MAGHFIRAH

Fory Naway, (foto Istimewa).

Oleh :
Prof. Fory Armin Naway
Guru Besar Universitas Negeri Gorontalo dan Ketua PGRI Kabupaten Gorontalo

Tidak terasa kita umat Islam sudah berada pada sepuluh hari kedua di bulan suci Ramadhan. Jika pada sepuluh hari pertama bulan puasa disebut sebagai turunnya Rahmat Allah SWT bagi yang berpuasa, maka pada sepuluh hari kedua ini disebut sebagai syahrul maghfirah.

Secara bahasa, kata maghfirah artinya pengampunan yang memiliki akar kata “menutupi” atau “memaafkan”. Maghfirah juga diartikan sebagai hak Allah dalam memberikan perlindungan atau pengampunan terhadap hambaNya yang melakukan taubat.

Oleh karena itu bulan puasa merupakan momentum yang sejatinya dapat dimanfaatkan dengan sebaik-sebaiknya untuk mendekatkan diri kepada Allah SWT, beribadah, bermuamalah dan beramal shaleh, memperbanyak zikir, membaca Al-Qur’an dan memperbaiki akhlak dengan sesama manusia.

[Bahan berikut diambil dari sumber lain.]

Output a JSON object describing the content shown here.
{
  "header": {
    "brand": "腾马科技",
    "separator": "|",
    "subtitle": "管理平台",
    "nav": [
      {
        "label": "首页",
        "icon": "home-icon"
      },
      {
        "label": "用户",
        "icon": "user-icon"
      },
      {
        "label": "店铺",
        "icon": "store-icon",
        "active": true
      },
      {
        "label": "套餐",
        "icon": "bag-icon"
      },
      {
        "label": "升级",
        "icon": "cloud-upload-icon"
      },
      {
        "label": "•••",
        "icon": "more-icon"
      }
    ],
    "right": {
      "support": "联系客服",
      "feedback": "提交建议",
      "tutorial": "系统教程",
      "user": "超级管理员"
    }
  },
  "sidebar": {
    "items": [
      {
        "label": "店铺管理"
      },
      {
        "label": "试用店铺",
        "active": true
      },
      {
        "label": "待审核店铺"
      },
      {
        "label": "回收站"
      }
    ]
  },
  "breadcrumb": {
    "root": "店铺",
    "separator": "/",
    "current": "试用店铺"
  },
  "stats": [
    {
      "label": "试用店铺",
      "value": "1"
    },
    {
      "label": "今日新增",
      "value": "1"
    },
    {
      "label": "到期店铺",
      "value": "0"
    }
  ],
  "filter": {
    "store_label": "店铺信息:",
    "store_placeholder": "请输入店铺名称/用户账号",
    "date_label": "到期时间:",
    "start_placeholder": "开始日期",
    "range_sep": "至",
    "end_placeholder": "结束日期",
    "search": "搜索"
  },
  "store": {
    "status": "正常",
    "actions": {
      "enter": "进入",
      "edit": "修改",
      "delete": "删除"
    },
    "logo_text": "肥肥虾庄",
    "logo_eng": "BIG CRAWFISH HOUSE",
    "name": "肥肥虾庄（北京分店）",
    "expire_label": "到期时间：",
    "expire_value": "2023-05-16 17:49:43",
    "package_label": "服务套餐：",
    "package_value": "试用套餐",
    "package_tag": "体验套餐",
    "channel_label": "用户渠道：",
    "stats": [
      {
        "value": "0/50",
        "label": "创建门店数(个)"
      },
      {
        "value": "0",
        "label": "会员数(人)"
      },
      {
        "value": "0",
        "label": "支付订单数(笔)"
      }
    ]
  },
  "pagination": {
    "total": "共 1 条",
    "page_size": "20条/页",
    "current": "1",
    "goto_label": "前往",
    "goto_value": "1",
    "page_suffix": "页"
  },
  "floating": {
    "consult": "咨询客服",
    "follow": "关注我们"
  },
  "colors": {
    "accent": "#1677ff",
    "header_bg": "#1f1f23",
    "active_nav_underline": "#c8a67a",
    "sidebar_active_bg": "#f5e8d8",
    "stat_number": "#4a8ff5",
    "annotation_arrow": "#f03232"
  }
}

Momentum bulan puasa dengan demikian, dapat dipandang sebagai sebuah karunia yang sangat berharga sehingga menjadi sebuah kerugian besar jika dilewatkan begitu saja. Melalui karunia dan fadhilah dari Allah SWT, terdapat wasilah dan jalan untuk mendapatkan ampunan, diantaranya: Pertama, Shauma Ramadhan (Berpuasa Ramadhan) yang disertai dengan keimanan dan ihtisaban yaitu keikhlasan kepada Allah, puasanya semata karena Allah bukan karena riya’ bukan karena menginginkan pujian dari manusia. Sebagaimana Rasulullah SAW bersabda: Barangsiapa yang puasa Ramadhan karena iman dan mengharapkan pahala, akan diampuni dosa-dosanya yang telah lalu (HR. Bukhari)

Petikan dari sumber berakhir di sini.